Even love — an undeniable factor to happiness and touted as a precious commodity that is as available to the poor as it is to the rich — is not entirely immune from the influence of money. In a study concluded in 1992, “money disputes were [found to be] the best harbinger of divorce,” contributing to a 30-40 percent increase in divorce rates of the 2,800 couples analyzed. Money, while perhaps still unable to purchase real and honest love, can at least help to keep it intact.

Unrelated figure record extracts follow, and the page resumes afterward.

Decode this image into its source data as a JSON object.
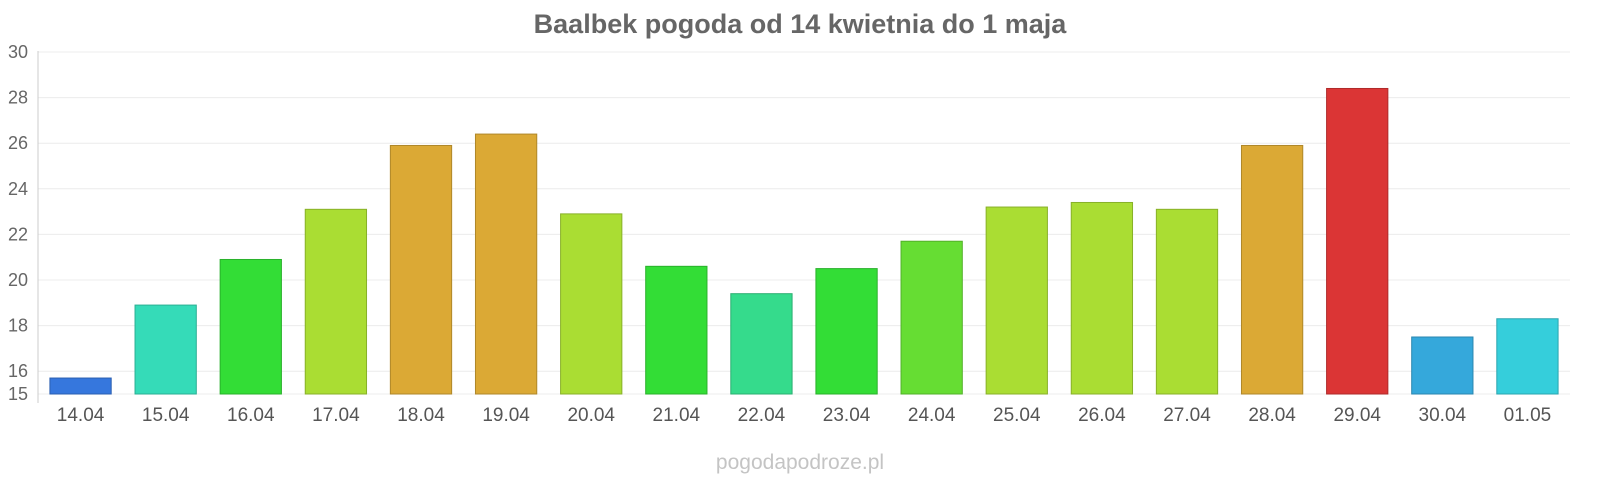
{
  "chart_data": {
    "type": "bar",
    "title": "Baalbek pogoda od 14 kwietnia do 1 maja",
    "xlabel": "",
    "ylabel": "",
    "ylim": [
      15,
      30
    ],
    "yticks": [
      15,
      16,
      18,
      20,
      22,
      24,
      26,
      28,
      30
    ],
    "grid": true,
    "legend": "none",
    "categories": [
      "14.04",
      "15.04",
      "16.04",
      "17.04",
      "18.04",
      "19.04",
      "20.04",
      "21.04",
      "22.04",
      "23.04",
      "24.04",
      "25.04",
      "26.04",
      "27.04",
      "28.04",
      "29.04",
      "30.04",
      "01.05"
    ],
    "values": [
      15.7,
      18.9,
      20.9,
      23.1,
      25.9,
      26.4,
      22.9,
      20.6,
      19.4,
      20.5,
      21.7,
      23.2,
      23.4,
      23.1,
      25.9,
      28.4,
      17.5,
      18.3
    ],
    "colors": [
      "#3677DD",
      "#35DBB8",
      "#33DD36",
      "#AADD33",
      "#DBA935",
      "#DBA935",
      "#AADD33",
      "#33DD36",
      "#35DB8C",
      "#33DD36",
      "#66DD33",
      "#AADD33",
      "#AADD33",
      "#AADD33",
      "#DBA935",
      "#DB3535",
      "#35A8DB",
      "#35CEDB"
    ],
    "source": "pogodapodroze.pl"
  }
}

But Lorde’s song does not focus on such modest aspirations. Both the song title and her pseudonym make it clear that the type of wealth she suggests is that of the richest of the rich. Such financial security allows those in the top economic strata a freedom to pursue happiness that those with fewer dollars could never afford. And, despite the claim that money is the devil, these pursuits are not necessarily materialistic or self-centered, either. Travel, cultural exploration, education, career development and talent enrichment — all barely attainable by the lower and middle classes — can all be funded by a stuffed bank account. Still, such objectives may be seen as selfish. But surely acquiring immense wealth is more selfless for the charitable person than choosing a life of strict asceticism; many more dollars may be donated to altruistic causes when one’s salary is six or seven digits than when one is eking out a meager existence that can barely provide for themselves, let alone others. Of course, most of us attending Princeton are not planning on living the life of a Puritan fundamentalist, but the premise remains the same: No matter what gives us happiness and no matter what we value, more money very often means a higher attainment of those ends.

I am not affirming that, without an inexhaustible amount of money, humanity is damned to a life of wretched misery. Indeed, happiness can be achieved across all three economic classes, and for that we should be grateful. Yet I do believe that money makes happiness much more accessible and attainable, especially in our modern, global economy. And while I wish to dispel the strange and somewhat hypocritical taboo surrounding financial ambition, I recognize the delicate line it walks beside greed. What separates the two, however, is gratitude: gratitude for what one currently has while still looking forward and striving for improvement. With that said, I will continue to dream of crystal, Maybachs and tigers on a gold leash unashamedly, fully aware that each dollar I receive buys me one dollar more of happiness, yet always contented with just the fantasy.